There are lots of images of eyes in this exhibition because, as Ralf Kempken explains in his artist statement, this is “an exploration of the process of perception…that all incoming sense perceptions are filtered or screened according to our own individual life experiences.” The cunning play between the screening of perceptions, the cinema screen and Kempken’s canvas screens of vertical stripes further adds to their meaning.
This play on the visual screen allows Kempken to do a little bit more than the usual Pop Art appropriation and translation images into another media. There are many images from the cinema: from Fritz Lang’s Metropolis, Dziga Vertov’s Man with Movie Camera, Luis Bruuel’s The Andalusian Dog along with images of Marylin Monroe and Andy Warhol. A long dissolve from Man with a Movie Camera featuring both the cameraman and the audience forms the image for the largest work in the exhibition. This double image is a display of Kempken’s mastery of his technique.
This is not the first time that I’ve seen Ralf Kempken’s amazing spaghetti stencil technique, it has been shown before at Famous When Dead and at last year’s Melbourne Stencil Festival. For the last two years he has been refining this approach to stenciling and in this latest exhibition he continues to develop his technique. He has moved away from the all black canvas, there are also red and rusted iron finishes to some of his canvases. He has also created double screens with intense optical color effects from the diffusion effects.
There are more works by Ralf Kempken currently in a group exhibition: I’m Here: Stencil + Street Inspired Art at Ochre Gallery in Collingwood. This exhibition has more of Kempken’s spaghetti stencil work along with a few of his earlier aerosol stencil paintings of modern Melbourne buildings.
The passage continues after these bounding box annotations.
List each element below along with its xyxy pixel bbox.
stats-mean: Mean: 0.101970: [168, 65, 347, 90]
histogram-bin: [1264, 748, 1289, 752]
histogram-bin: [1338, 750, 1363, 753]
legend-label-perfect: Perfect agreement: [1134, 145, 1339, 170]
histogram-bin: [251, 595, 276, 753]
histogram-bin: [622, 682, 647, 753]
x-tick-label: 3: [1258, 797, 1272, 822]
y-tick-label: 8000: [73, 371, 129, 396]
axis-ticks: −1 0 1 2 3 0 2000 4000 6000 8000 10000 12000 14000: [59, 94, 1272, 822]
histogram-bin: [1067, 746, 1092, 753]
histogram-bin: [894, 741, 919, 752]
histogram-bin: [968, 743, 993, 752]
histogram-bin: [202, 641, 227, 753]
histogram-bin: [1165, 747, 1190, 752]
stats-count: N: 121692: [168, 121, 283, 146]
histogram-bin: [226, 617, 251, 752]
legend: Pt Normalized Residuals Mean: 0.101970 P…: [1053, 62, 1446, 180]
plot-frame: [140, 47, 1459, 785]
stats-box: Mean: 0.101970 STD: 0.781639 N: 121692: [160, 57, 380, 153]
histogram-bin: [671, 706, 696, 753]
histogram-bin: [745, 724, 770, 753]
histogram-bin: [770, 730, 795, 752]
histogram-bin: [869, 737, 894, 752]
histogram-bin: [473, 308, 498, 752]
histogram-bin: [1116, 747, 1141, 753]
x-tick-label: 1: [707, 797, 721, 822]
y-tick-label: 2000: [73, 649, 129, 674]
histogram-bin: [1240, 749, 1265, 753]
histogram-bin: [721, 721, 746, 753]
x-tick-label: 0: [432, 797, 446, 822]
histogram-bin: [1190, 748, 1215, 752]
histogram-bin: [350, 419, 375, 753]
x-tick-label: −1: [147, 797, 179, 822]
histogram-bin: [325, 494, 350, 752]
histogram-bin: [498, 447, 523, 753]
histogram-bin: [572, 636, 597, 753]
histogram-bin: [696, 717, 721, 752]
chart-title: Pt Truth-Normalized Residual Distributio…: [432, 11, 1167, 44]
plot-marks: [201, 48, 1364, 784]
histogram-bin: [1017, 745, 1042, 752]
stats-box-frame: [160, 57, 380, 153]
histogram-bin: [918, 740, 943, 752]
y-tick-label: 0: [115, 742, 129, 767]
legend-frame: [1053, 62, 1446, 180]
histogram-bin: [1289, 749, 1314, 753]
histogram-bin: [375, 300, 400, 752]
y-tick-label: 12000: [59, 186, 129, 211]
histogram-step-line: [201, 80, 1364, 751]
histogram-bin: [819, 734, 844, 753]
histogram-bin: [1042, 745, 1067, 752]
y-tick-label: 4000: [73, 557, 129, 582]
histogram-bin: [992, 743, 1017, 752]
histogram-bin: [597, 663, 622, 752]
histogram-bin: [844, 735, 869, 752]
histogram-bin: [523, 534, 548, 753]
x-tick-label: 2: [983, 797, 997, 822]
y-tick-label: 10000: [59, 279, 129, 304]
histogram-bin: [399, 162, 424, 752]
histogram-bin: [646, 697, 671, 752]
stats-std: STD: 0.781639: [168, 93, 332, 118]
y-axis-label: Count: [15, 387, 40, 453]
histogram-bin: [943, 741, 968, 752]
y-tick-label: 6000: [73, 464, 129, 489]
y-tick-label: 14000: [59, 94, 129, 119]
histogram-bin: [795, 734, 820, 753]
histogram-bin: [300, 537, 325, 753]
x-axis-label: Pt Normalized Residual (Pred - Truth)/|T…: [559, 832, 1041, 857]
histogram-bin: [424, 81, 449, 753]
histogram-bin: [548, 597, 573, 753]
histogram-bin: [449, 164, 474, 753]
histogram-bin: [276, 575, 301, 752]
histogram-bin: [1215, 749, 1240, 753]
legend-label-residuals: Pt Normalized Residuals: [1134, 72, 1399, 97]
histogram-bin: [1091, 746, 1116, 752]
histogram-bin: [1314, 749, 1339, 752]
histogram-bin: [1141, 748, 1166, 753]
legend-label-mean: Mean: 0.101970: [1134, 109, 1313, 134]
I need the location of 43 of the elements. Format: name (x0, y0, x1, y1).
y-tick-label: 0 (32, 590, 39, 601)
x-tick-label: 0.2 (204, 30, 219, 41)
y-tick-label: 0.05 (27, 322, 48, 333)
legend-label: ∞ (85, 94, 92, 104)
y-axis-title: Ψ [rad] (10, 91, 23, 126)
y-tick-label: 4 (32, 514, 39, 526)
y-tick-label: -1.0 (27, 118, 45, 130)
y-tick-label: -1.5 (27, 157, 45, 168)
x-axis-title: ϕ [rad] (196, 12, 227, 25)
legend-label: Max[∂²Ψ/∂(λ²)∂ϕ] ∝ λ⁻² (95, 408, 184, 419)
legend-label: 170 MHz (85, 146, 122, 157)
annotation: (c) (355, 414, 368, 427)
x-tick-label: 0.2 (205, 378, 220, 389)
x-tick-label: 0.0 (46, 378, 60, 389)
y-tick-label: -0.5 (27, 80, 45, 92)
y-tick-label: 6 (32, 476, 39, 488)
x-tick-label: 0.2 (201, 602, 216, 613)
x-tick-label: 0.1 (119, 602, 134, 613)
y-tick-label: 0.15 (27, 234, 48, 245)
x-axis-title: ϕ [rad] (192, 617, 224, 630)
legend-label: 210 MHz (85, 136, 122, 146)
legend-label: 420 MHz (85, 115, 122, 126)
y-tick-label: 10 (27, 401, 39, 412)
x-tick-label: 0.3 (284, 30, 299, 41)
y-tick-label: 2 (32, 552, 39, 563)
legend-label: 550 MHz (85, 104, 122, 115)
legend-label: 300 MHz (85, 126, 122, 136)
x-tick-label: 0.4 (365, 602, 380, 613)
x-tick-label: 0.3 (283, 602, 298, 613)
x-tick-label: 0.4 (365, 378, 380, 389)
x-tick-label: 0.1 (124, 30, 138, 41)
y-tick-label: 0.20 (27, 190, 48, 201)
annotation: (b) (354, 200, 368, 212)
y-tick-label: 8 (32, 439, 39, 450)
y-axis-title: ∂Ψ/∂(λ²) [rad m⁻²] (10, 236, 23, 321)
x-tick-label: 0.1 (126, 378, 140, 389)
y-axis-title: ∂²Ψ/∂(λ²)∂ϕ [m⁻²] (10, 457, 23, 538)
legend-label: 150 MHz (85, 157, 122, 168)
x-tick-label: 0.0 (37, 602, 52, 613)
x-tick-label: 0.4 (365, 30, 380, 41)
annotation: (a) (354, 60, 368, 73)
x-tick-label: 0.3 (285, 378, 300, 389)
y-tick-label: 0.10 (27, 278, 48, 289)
Also at Famous When Dead, in the small backroom gallery, is an exhibition of photographs by Julie Shiels “Writing in the street”. Street art is an ephemeral art form and by documenting her ephemeral street sculpture pieces with photographs has created something that can be hung in a gallery and enjoyed at home. Using abandoned furniture and cardboard boxes found on the street with the addition of spray painted slogans. The slogans: “I’d rather be somewhere else”, “The last thing”, “All that remains” and “Will you catch me when I fall?” are similar to those of Barbara Kruger or Jenny Holzer with their provocative, truthful, statements to the reader. Julie Shiels in this series of photographs has given a melancholy voice to the detritus of a culture that has been abandoned on the street.